Trans Pacific Partnership


The Trans Pacific Partnership – where to from here?

 

 

In January 2018, the Government of Canada agreed to a free trade deal with 10 other Pacific Rim countries, including Japan, Vietnam, and Australia.

This agreement is scheduled to go into effect on December 30, 2018.

IUOE Local 115 and other Canadian unions are concerned. The new trade deal may bring an influx of temporary foreign workers who are not protected by our labour laws.

The Trans Pacific Partnership — now formally known as was the “Comprehensive and Progressive Agreement for Trans Pacific Partnership, or CPTPP — took a decade to complete. Canada’s trade unions were opposed from the start.

The CPTPP allows foreign companies to bid on Canadian projects and import cheaper employees. Canadian workers could be denied opportunities, despite being better qualified and available for work. It appears no Canadian tribunal will have jurisdiction over wages or hiring practices for temporary foreign workers.

As IUOE Local 115 Business Manager Brian Cochrane and Manuel Alvarez pointed out in the Vancouver Sun in February, 2018, the signing of the agreement came at a time when HDD Mining was planning to bring 700 miners to B.C. from China on a temporary basis.

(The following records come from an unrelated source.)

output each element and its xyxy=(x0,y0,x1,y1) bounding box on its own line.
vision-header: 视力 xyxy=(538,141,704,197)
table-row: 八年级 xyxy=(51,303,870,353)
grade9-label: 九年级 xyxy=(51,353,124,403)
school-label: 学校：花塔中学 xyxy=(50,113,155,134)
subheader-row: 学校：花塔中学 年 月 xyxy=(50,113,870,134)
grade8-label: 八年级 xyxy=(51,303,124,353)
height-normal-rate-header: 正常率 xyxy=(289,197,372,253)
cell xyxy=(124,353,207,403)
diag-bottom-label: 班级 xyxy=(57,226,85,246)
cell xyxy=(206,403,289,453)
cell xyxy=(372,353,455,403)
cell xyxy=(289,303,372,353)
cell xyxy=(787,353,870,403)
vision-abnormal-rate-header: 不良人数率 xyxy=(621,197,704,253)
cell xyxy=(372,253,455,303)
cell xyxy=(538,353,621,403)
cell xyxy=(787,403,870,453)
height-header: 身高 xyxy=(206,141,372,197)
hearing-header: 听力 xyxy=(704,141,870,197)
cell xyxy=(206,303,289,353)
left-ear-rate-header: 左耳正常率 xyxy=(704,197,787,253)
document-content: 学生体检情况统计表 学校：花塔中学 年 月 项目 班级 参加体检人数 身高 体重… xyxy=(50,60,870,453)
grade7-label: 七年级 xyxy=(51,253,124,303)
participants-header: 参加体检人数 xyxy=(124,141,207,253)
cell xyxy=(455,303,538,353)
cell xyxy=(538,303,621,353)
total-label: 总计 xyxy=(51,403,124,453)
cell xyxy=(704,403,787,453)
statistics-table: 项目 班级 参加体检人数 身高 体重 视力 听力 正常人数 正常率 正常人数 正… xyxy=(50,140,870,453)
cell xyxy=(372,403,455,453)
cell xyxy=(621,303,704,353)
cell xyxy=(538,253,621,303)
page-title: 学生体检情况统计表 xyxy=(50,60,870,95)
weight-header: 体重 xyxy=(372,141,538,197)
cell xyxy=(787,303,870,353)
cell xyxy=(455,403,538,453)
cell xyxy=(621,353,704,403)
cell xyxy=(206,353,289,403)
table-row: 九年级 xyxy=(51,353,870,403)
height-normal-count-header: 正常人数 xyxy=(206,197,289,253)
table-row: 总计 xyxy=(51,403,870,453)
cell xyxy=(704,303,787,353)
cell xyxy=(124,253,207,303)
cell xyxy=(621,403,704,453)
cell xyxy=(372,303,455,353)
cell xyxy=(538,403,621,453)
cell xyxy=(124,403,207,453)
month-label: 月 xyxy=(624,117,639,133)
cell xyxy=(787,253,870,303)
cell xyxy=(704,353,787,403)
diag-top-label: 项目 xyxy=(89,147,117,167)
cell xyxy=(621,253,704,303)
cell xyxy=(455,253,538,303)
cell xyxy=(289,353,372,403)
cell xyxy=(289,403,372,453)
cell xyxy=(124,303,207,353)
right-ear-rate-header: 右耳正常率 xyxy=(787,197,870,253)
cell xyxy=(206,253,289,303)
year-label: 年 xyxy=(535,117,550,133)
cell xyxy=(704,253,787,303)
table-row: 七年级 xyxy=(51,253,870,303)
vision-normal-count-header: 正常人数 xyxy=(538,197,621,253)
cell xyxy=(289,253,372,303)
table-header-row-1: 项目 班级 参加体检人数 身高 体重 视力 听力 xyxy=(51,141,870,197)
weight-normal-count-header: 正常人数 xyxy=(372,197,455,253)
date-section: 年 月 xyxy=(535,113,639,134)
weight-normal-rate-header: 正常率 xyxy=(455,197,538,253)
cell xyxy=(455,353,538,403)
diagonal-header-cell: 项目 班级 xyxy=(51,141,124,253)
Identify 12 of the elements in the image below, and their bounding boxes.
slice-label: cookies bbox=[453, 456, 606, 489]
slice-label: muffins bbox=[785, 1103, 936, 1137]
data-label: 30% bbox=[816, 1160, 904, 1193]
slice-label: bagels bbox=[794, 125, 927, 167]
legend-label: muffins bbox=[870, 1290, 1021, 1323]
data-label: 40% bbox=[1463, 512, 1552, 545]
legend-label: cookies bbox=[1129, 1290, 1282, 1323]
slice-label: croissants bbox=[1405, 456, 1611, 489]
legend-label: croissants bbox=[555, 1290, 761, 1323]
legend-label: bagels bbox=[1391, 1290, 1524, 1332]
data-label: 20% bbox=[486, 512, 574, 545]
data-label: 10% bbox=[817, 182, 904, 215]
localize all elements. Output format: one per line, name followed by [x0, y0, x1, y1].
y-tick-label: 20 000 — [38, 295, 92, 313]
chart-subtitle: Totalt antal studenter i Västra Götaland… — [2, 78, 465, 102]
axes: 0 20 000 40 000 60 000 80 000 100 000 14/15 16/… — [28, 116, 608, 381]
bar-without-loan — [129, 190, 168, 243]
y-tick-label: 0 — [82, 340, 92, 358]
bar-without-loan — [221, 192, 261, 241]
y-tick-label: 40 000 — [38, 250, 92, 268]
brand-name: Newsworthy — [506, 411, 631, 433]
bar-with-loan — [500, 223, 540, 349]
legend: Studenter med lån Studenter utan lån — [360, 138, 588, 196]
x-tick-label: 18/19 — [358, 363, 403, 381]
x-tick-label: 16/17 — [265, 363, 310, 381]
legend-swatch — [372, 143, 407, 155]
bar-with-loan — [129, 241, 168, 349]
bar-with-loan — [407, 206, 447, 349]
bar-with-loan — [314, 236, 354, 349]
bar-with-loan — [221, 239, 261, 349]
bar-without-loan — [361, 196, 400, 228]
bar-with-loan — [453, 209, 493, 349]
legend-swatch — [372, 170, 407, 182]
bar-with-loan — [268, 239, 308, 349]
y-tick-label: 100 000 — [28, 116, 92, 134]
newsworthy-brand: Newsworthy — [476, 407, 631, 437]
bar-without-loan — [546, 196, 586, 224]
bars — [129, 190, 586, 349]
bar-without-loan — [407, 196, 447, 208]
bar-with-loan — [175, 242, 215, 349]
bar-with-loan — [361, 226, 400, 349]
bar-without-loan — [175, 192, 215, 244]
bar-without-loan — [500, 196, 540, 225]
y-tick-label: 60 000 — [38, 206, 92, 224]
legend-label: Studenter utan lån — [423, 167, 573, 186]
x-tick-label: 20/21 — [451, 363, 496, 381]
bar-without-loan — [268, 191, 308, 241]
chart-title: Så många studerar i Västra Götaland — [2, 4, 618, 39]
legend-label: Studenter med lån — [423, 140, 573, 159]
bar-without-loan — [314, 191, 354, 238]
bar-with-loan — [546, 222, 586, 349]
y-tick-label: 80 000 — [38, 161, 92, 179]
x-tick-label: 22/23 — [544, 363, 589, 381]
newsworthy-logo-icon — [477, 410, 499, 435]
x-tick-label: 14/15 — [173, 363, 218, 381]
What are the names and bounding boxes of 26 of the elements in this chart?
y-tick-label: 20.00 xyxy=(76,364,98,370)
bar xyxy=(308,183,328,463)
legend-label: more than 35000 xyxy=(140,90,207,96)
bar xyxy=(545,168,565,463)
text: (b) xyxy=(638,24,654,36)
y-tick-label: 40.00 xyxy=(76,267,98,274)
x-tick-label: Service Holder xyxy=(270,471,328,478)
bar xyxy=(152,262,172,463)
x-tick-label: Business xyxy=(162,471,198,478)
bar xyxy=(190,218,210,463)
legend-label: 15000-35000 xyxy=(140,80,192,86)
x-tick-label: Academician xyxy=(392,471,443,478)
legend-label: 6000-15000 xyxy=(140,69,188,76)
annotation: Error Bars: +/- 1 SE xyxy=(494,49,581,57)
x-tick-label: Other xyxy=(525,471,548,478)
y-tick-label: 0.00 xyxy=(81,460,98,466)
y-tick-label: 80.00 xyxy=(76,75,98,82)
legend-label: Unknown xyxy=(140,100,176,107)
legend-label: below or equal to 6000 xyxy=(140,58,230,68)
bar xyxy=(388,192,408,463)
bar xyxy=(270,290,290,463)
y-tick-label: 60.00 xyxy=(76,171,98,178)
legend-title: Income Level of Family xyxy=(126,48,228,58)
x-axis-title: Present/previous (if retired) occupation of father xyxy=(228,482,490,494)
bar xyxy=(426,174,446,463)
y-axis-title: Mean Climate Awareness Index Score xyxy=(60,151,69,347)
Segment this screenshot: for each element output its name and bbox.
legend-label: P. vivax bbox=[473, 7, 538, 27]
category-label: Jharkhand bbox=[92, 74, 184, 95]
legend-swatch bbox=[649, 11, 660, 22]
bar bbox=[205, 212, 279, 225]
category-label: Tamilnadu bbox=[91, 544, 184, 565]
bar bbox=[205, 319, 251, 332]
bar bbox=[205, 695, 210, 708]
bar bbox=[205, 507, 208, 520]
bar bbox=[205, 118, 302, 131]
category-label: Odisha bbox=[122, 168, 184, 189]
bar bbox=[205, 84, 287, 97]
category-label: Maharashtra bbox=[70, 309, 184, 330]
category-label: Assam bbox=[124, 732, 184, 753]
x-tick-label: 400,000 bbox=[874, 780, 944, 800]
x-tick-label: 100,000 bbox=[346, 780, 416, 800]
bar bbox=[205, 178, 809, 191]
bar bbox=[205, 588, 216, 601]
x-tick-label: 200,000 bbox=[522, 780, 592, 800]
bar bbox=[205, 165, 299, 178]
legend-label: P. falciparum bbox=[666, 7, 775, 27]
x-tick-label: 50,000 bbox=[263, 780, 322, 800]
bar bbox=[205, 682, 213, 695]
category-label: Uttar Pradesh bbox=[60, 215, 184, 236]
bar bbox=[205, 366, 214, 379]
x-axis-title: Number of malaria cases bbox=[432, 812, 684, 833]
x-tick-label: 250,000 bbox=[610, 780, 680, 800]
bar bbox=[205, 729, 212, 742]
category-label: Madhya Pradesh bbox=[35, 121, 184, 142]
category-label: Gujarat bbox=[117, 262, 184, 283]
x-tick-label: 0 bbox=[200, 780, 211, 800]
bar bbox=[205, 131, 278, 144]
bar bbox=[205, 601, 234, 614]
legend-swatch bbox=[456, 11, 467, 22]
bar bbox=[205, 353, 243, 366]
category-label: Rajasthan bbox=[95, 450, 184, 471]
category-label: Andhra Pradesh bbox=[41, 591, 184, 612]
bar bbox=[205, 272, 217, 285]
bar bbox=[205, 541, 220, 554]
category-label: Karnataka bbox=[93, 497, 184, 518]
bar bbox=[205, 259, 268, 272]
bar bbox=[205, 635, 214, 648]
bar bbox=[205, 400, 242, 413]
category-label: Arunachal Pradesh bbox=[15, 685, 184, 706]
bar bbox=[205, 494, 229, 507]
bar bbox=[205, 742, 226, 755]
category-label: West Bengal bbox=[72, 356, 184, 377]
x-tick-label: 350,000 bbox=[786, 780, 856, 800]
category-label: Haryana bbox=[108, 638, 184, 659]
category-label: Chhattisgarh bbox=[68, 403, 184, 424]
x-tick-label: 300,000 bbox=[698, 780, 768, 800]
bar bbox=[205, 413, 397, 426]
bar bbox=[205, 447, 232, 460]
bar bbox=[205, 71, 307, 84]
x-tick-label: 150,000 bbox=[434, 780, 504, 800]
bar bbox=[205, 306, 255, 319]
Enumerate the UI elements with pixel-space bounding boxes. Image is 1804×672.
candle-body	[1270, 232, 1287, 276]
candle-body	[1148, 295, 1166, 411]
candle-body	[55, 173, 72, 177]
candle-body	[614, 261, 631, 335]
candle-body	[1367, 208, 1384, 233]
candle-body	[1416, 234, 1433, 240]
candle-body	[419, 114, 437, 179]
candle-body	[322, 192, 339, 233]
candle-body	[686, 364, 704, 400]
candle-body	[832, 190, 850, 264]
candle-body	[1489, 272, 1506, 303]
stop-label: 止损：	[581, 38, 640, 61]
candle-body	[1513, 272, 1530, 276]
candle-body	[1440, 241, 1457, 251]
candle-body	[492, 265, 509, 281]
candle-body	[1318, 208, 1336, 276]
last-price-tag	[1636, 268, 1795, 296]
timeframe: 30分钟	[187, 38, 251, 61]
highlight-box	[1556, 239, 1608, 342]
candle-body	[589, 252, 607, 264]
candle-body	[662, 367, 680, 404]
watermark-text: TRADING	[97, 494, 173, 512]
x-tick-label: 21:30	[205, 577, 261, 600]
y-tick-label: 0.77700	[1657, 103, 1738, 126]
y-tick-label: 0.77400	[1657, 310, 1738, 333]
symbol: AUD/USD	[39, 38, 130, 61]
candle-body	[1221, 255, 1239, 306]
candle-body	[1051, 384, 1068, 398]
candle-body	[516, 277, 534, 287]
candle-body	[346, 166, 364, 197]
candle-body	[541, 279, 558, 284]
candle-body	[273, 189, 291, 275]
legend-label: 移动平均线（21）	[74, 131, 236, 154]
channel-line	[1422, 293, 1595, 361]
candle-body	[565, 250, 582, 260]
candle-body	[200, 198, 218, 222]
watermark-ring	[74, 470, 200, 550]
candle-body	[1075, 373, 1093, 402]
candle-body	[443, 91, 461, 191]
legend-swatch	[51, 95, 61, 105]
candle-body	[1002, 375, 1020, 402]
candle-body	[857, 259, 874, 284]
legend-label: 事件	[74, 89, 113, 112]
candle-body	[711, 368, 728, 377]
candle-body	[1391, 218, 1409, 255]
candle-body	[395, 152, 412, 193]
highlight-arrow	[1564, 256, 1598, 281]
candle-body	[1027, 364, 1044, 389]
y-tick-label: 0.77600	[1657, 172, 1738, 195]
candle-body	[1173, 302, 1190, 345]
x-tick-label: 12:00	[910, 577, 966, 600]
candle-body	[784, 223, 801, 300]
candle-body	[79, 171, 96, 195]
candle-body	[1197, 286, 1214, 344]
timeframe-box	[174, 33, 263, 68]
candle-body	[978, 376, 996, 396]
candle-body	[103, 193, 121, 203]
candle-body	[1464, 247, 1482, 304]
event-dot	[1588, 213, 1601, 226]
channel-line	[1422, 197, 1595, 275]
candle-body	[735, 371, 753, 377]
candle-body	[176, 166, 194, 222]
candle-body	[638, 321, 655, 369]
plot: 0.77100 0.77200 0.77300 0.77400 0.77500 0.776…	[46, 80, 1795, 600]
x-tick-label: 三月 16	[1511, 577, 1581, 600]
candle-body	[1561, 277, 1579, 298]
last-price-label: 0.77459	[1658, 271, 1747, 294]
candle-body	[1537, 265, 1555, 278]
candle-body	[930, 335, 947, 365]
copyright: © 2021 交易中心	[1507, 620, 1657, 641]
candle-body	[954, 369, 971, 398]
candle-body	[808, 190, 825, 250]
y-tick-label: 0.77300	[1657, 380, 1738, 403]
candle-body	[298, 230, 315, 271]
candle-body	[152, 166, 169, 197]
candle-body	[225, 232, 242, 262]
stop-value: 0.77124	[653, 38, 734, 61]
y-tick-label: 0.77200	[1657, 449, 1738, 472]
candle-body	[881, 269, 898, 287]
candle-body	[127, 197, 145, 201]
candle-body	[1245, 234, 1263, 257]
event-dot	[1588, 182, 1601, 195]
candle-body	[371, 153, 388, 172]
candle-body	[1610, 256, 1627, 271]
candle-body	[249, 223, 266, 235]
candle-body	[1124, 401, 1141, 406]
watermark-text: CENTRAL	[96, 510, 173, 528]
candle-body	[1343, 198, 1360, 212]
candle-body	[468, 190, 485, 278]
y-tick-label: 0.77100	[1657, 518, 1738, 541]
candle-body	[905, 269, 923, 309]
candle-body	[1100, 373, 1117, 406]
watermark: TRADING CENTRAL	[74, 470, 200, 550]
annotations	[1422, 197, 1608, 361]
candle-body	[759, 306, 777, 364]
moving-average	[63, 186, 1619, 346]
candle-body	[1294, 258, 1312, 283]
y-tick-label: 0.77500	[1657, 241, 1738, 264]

HDD is the same company that got into trouble in 2014, when IUOE Local 115 conducted a campaign to stop HDD’s importation of Chinese workers. The union argued successfully that there were plenty of qualified Canadian miners available. The federal Conservative government stepped in to block the HDD plan, but it’s not clear that today’s federal Liberals will be able to do the same.

Our union is also concerned that the TPP will reduce Canadian control over food safety, prescription drug pricing and environmental protection.

As a member of the BC Federation of Labour and the Canadian Labour Congress, the IUOE will monitor the effects of this agreement and hold the government of Prime Minister Justin Trudeau accountable for any damage to the interests of working families.